Und wie steht es nun um die Tablets?
Nach der Entscheidung des BAG muss der Arbeitgeber die Kosten für Seminare inkl. teurer Beigaben erstatten. Wesentlich waren hier zwei Aspekte: zum einen waren Grundlagenseminare ohne Tablet und Co. bei anderen Anbietern nicht wesentlich günstiger zu buchen, bei anderen wohl aber auch noch einmal teurer. Zum anderen konnte das Seminar nicht ohne die kostspieligen Beigaben zu einem günstigeren Preis gebucht werden. Insbesondere wurde dasselbe Seminar vom Veranstalter in der Vergangenheit ohne Tablet zum selben Preis angeboten. Aus diesem Grund sprach vieles dafür, dass die Beigaben hier keinen Einfluss auf den Seminarpreis hatten. Der Betriebsrat hat bei der Buchung des Seminars daher den Verhältnismäßigkeitsgrundsatz gewahrt. Nicht entschieden hat das BAG dabei, ob die Seminarbeigaben unter die Kostentragungspflicht das Arbeitgebers fallen würden, falls diese extra zu bezahlen wären. Dies wäre dann wieder daran zu messen, ob die Seminarbeigaben für die Durchführung der Schulung erforderlich waren.

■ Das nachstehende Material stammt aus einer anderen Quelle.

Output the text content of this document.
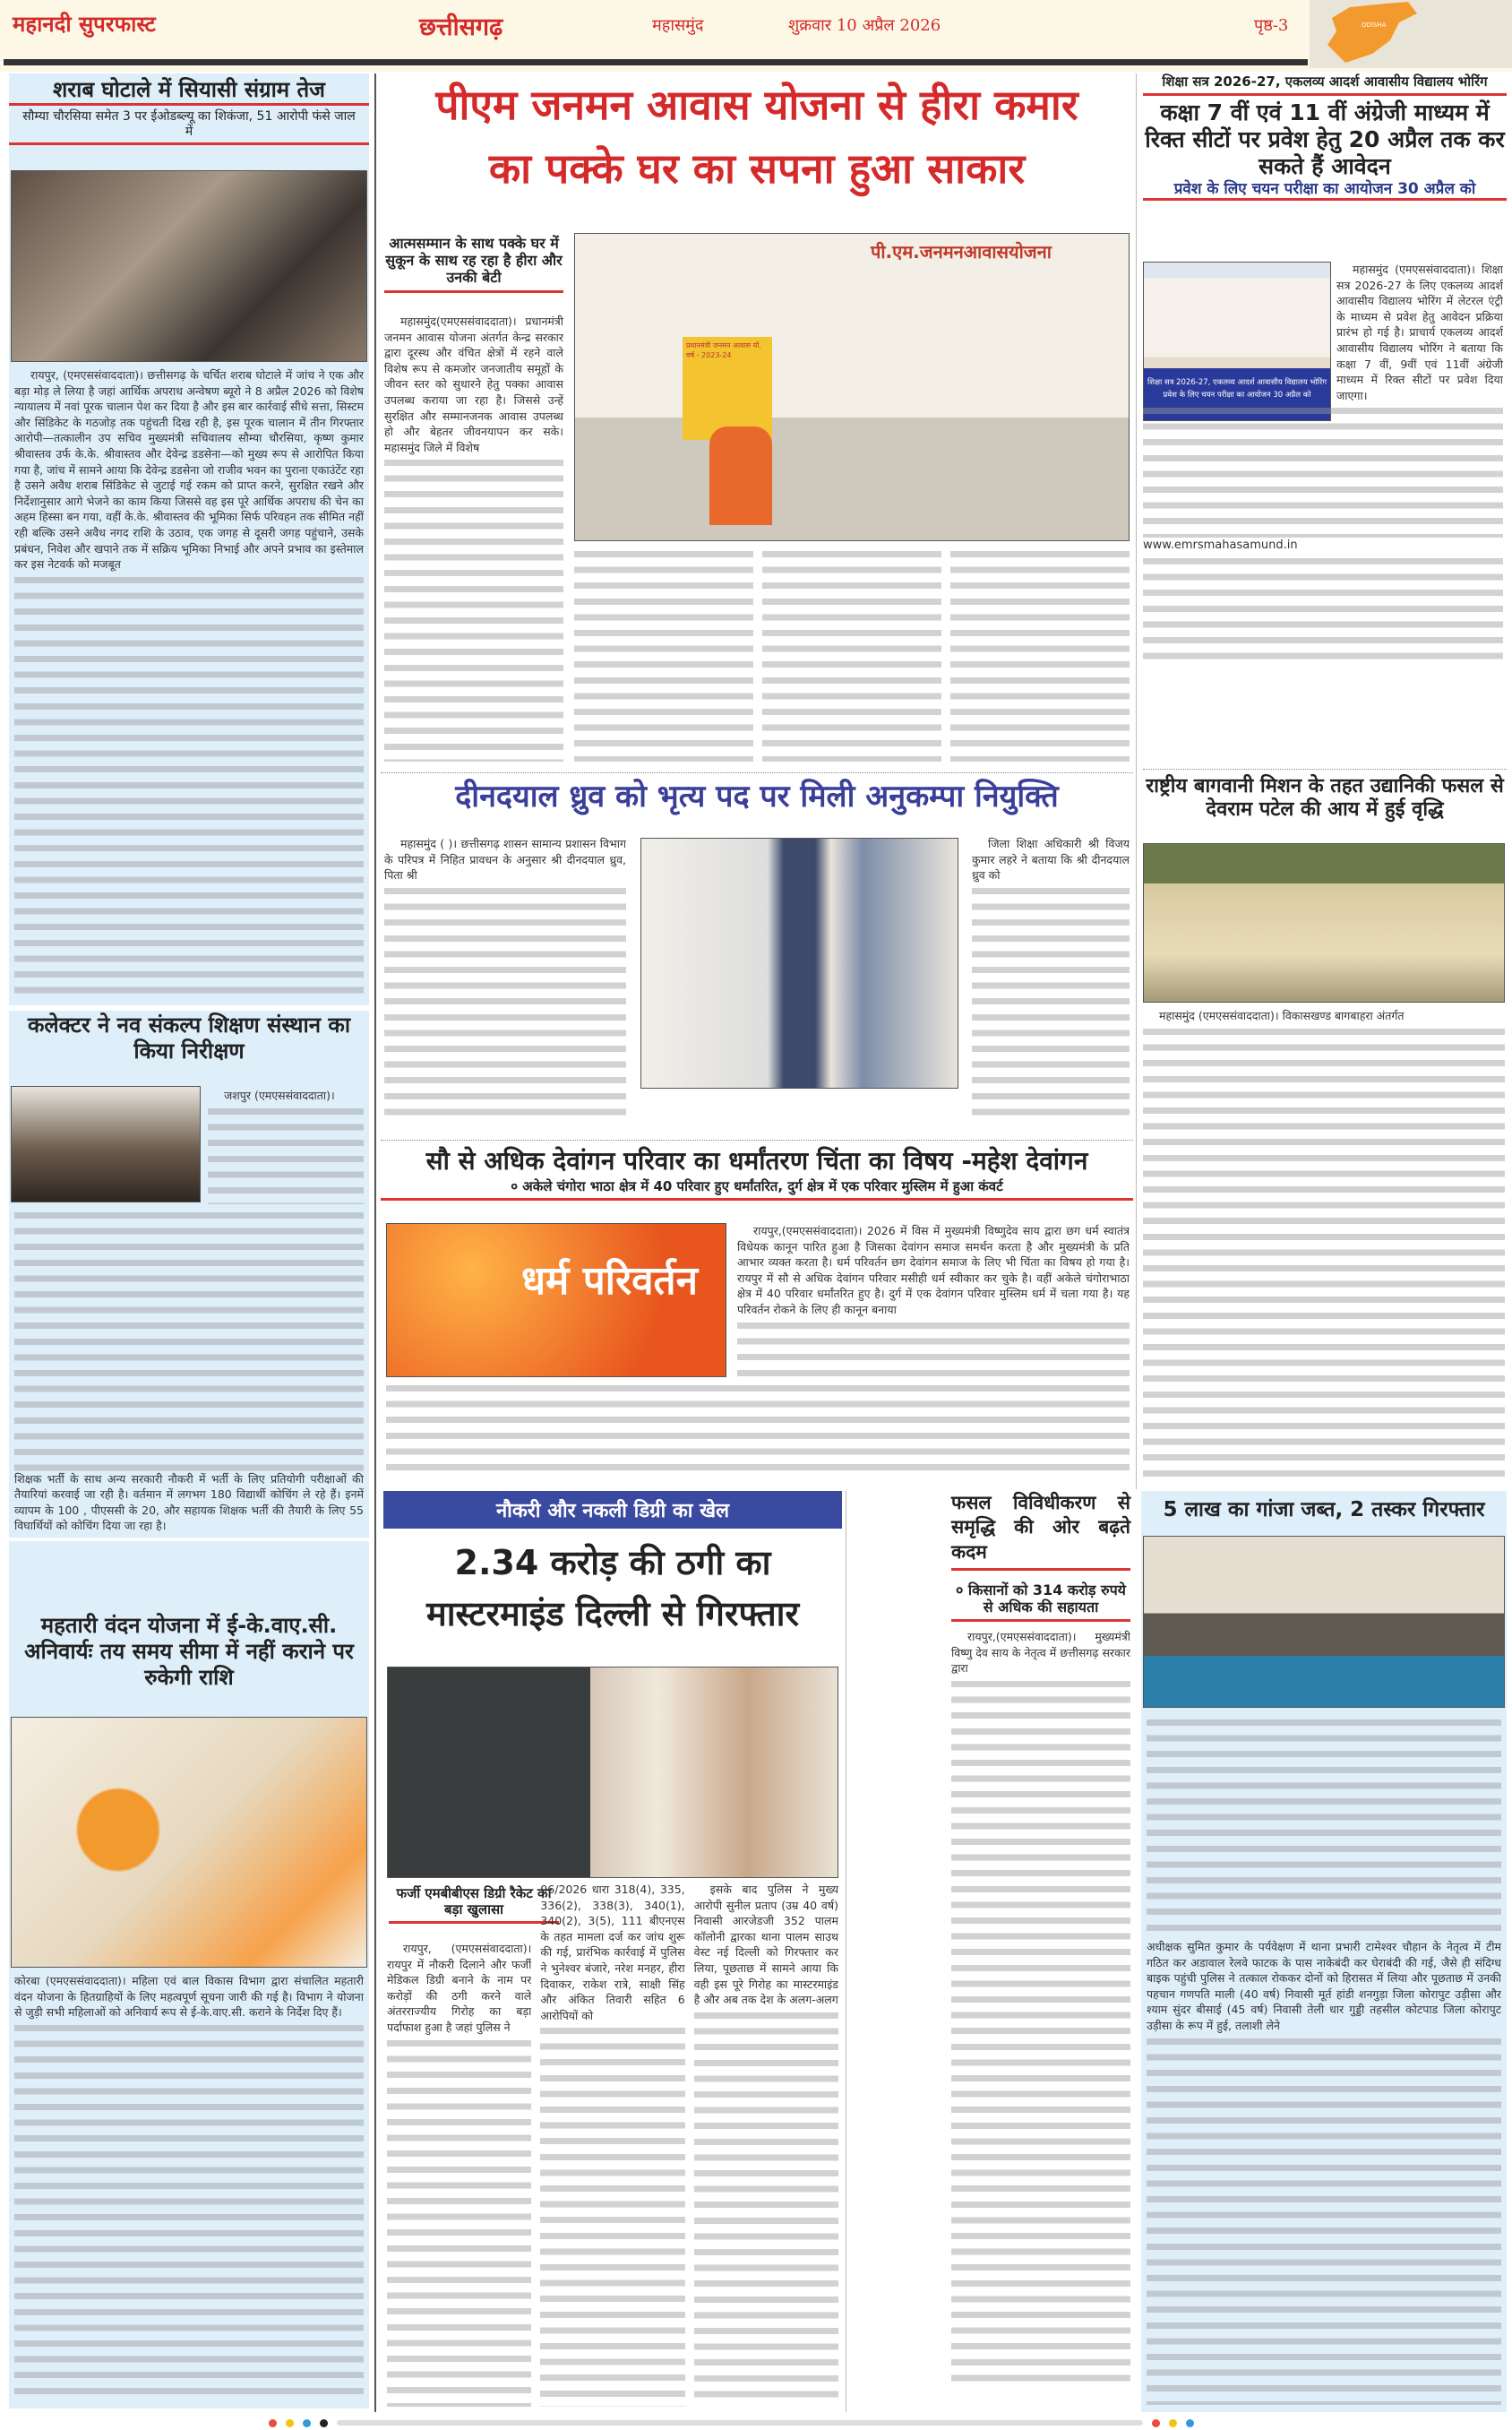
महानदी सुपरफास्ट	छत्तीसगढ़	महासमुंद	शुक्रवार 10 अप्रैल 2026	पृष्ठ-3	ODISHA
शराब घोटाले में सियासी संग्राम तेज
सौम्या चौरसिया समेत 3 पर ईओडब्ल्यू का शिकंजा, 51 आरोपी फंसे जाल में

रायपुर, (एमएससंवाददाता)। छत्तीसगढ़ के चर्चित शराब घोटाले में जांच ने एक और बड़ा मोड़ ले लिया है जहां आर्थिक अपराध अन्वेषण ब्यूरो ने 8 अप्रैल 2026 को विशेष न्यायालय में नवां पूरक चालान पेश कर दिया है और इस बार कार्रवाई सीधे सत्ता, सिस्टम और सिंडिकेट के गठजोड़ तक पहुंचती दिख रही है, इस पूरक चालान में तीन गिरफ्तार आरोपी—तत्कालीन उप सचिव मुख्यमंत्री सचिवालय सौम्या चौरसिया, कृष्ण कुमार श्रीवास्तव उर्फ के.के. श्रीवास्तव और देवेन्द्र डडसेना—को मुख्य रूप से आरोपित किया गया है, जांच में सामने आया कि देवेन्द्र डडसेना जो राजीव भवन का पुराना एकाउंटेंट रहा है उसने अवैध शराब सिंडिकेट से जुटाई गई रकम को प्राप्त करने, सुरक्षित रखने और निर्देशानुसार आगे भेजने का काम किया जिससे वह इस पूरे आर्थिक अपराध की चेन का अहम हिस्सा बन गया, वहीं के.के. श्रीवास्तव की भूमिका सिर्फ परिवहन तक सीमित नहीं रही बल्कि उसने अवैध नगद राशि के उठाव, एक जगह से दूसरी जगह पहुंचाने, उसके प्रबंधन, निवेश और खपाने तक में सक्रिय भूमिका निभाई और अपने प्रभाव का इस्तेमाल कर इस नेटवर्क को मजबूत

कलेक्टर ने नव संकल्प शिक्षण संस्थान का किया निरीक्षण

जशपुर (एमएससंवाददाता)।

शिक्षक भर्ती के साथ अन्य सरकारी नौकरी में भर्ती के लिए प्रतियोगी परीक्षाओं की तैयारियां करवाई जा रही है। वर्तमान में लगभग 180 विद्यार्थी कोचिंग ले रहे हैं। इनमें व्यापम के 100 , पीएससी के 20, और सहायक शिक्षक भर्ती की तैयारी के लिए 55 विघार्थियों को कोचिंग दिया जा रहा है।

महतारी वंदन योजना में ई-के.वाए.सी. अनिवार्यः तय समय सीमा में नहीं कराने पर रुकेगी राशि

कोरबा (एमएससंवाददाता)। महिला एवं बाल विकास विभाग द्वारा संचालित महतारी वंदन योजना के हितग्राहियों के लिए महत्वपूर्ण सूचना जारी की गई है। विभाग ने योजना से जुड़ी सभी महिलाओं को अनिवार्य रूप से ई-के.वाए.सी. कराने के निर्देश दिए हैं।

पीएम जनमन आवास योजना से हीरा कमार का पक्के घर का सपना हुआ साकार
आत्मसम्मान के साथ पक्के घर में सुकून के साथ रह रहा है हीरा और उनकी बेटी

महासमुंद(एमएससंवाददाता)। प्रधानमंत्री जनमन आवास योजना अंतर्गत केन्द्र सरकार द्वारा दूरस्थ और वंचित क्षेत्रों में रहने वाले विशेष रूप से कमजोर जनजातीय समूहों के जीवन स्तर को सुधारने हेतु पक्का आवास उपलब्ध कराया जा रहा है। जिससे उन्हें सुरक्षित और सम्मानजनक आवास उपलब्ध हो और बेहतर जीवनयापन कर सके। महासमुंद जिले में विशेष

पी.एम.जनमनआवासयोजना
प्रधानमंत्री जनमन आवास यो.
वर्ष - 2023-24
दीनदयाल ध्रुव को भृत्य पद पर मिली अनुकम्पा नियुक्ति

महासमुंद ( )। छत्तीसगढ़ शासन सामान्य प्रशासन विभाग के परिपत्र में निहित प्रावधन के अनुसार श्री दीनदयाल ध्रुव, पिता श्री

जिला शिक्षा अधिकारी श्री विजय कुमार लहरे ने बताया कि श्री दीनदयाल ध्रुव को

सौ से अधिक देवांगन परिवार का धर्मांतरण चिंता का विषय -महेश देवांगन
० अकेले चंगोरा भाठा क्षेत्र में 40 परिवार हुए धर्मांतरित, दुर्ग क्षेत्र में एक परिवार मुस्लिम में हुआ कंवर्ट
धर्म परिवर्तन

रायपुर,(एमएससंवाददाता)। 2026 में विस में मुख्यमंत्री विष्णुदेव साय द्वारा छग धर्म स्वातंत्र विधेयक कानून पारित हुआ है जिसका देवांगन समाज समर्थन करता है और मुख्यमंत्री के प्रति आभार व्यक्त करता है। धर्म परिवर्तन छग देवांगन समाज के लिए भी चिंता का विषय हो गया है। रायपुर में सौ से अधिक देवांगन परिवार मसीही धर्म स्वीकार कर चुके है। वहीं अकेले चंगोराभाठा क्षेत्र में 40 परिवार धर्मांतरित हुए है। दुर्ग में एक देवांगन परिवार मुस्लिम धर्म में चला गया है। यह परिवर्तन रोकने के लिए ही कानून बनाया

नौकरी और नकली डिग्री का खेल
2.34 करोड़ की ठगी का मास्टरमाइंड दिल्ली से गिरफ्तार
फर्जी एमबीबीएस डिग्री रैकेट का बड़ा खुलासा

रायपुर, (एमएससंवाददाता)। रायपुर में नौकरी दिलाने और फर्जी मेडिकल डिग्री बनाने के नाम पर करोड़ों की ठगी करने वाले अंतरराज्यीय गिरोह का बड़ा पर्दाफाश हुआ है जहां पुलिस ने

96/2026 धारा 318(4), 335, 336(2), 338(3), 340(1), 340(2), 3(5), 111 बीएनएस के तहत मामला दर्ज कर जांच शुरू की गई, प्रारंभिक कार्रवाई में पुलिस ने भुनेश्वर बंजारे, नरेश मनहर, हीरा दिवाकर, राकेश रात्रे, साक्षी सिंह और अंकित तिवारी सहित 6 आरोपियों को

इसके बाद पुलिस ने मुख्य आरोपी सुनील प्रताप (उम्र 40 वर्ष) निवासी आरजेडजी 352 पालम कॉलोनी द्वारका थाना पालम साउथ वेस्ट नई दिल्ली को गिरफ्तार कर लिया, पूछताछ में सामने आया कि वही इस पूरे गिरोह का मास्टरमाइंड है और अब तक देश के अलग-अलग

फसल विविधीकरण से समृद्धि की ओर बढ़ते कदम
० किसानों को 314 करोड़ रुपये से अधिक की सहायता

रायपुर,(एमएससंवाददाता)। मुख्यमंत्री विष्णु देव साय के नेतृत्व में छत्तीसगढ़ सरकार द्वारा

शिक्षा सत्र 2026-27, एकलव्य आदर्श आवासीय विद्यालय भोरिंग
कक्षा 7 वीं एवं 11 वीं अंग्रेजी माध्यम में रिक्त सीटों पर प्रवेश हेतु 20 अप्रैल तक कर सकते हैं आवेदन
प्रवेश के लिए चयन परीक्षा का आयोजन 30 अप्रैल को
शिक्षा सत्र 2026-27, एकलव्य आदर्श आवासीय विद्यालय भोरिंग
प्रवेश के लिए चयन परीक्षा का आयोजन 30 अप्रैल को

महासमुंद (एमएससंवाददाता)। शिक्षा सत्र 2026-27 के लिए एकलव्य आदर्श आवासीय विद्यालय भोरिंग में लेटरल एंट्री के माध्यम से प्रवेश हेतु आवेदन प्रक्रिया प्रारंभ हो गई है। प्राचार्य एकलव्य आदर्श आवासीय विद्यालय भोरिंग ने बताया कि कक्षा 7 वीं, 9वीं एवं 11वीं अंग्रेजी माध्यम में रिक्त सीटों पर प्रवेश दिया जाएगा।

www.emrsmahasamund.in
राष्ट्रीय बागवानी मिशन के तहत उद्यानिकी फसल से देवराम पटेल की आय में हुई वृद्धि

महासमुंद (एमएससंवाददाता)। विकासखण्ड बागबाहरा अंतर्गत

5 लाख का गांजा जब्त, 2 तस्कर गिरफ्तार

अधीक्षक सुमित कुमार के पर्यवेक्षण में थाना प्रभारी टामेश्वर चौहान के नेतृत्व में टीम गठित कर अडावाल रेलवे फाटक के पास नाकेबंदी कर घेराबंदी की गई, जैसे ही संदिग्ध बाइक पहुंची पुलिस ने तत्काल रोककर दोनों को हिरासत में लिया और पूछताछ में उनकी पहचान गणपति माली (40 वर्ष) निवासी मूर्त हांडी शनगुड़ा जिला कोरापुट उड़ीसा और श्याम सुंदर बीसाई (45 वर्ष) निवासी तेली धार गुड्डी तहसील कोटपाड जिला कोरापुट उड़ीसा के रूप में हुई, तलाशी लेने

Die Erforderlichkeit von Tablets für die Gremienarbeit haben wir bereits in unserem vorangegangenen Beitrag „Büchergutscheine, Tablets und Co.: Wie Anbieter von BR-Schulungen Betriebsräte und Unternehmen gefährden“ angezweifelt. Auch die Anbieter von Betriebsratsschulungen scheinen hier mittlerweile umgedacht zu haben. Denn bei den aktuell angebotenen Einsteigerschulungen beinhalten die Starter-Sets zumindest keine Tablets mehr. Geboten werden hier ganz klassisch Rucksäcke, mitsamt „Fitting“ und Arbeitsgesetzen sowie die kostenlose anwaltliche Erstberatung. Das dürfte für einen guten Start in die Gremienarbeit wohl auch ausreichend sein.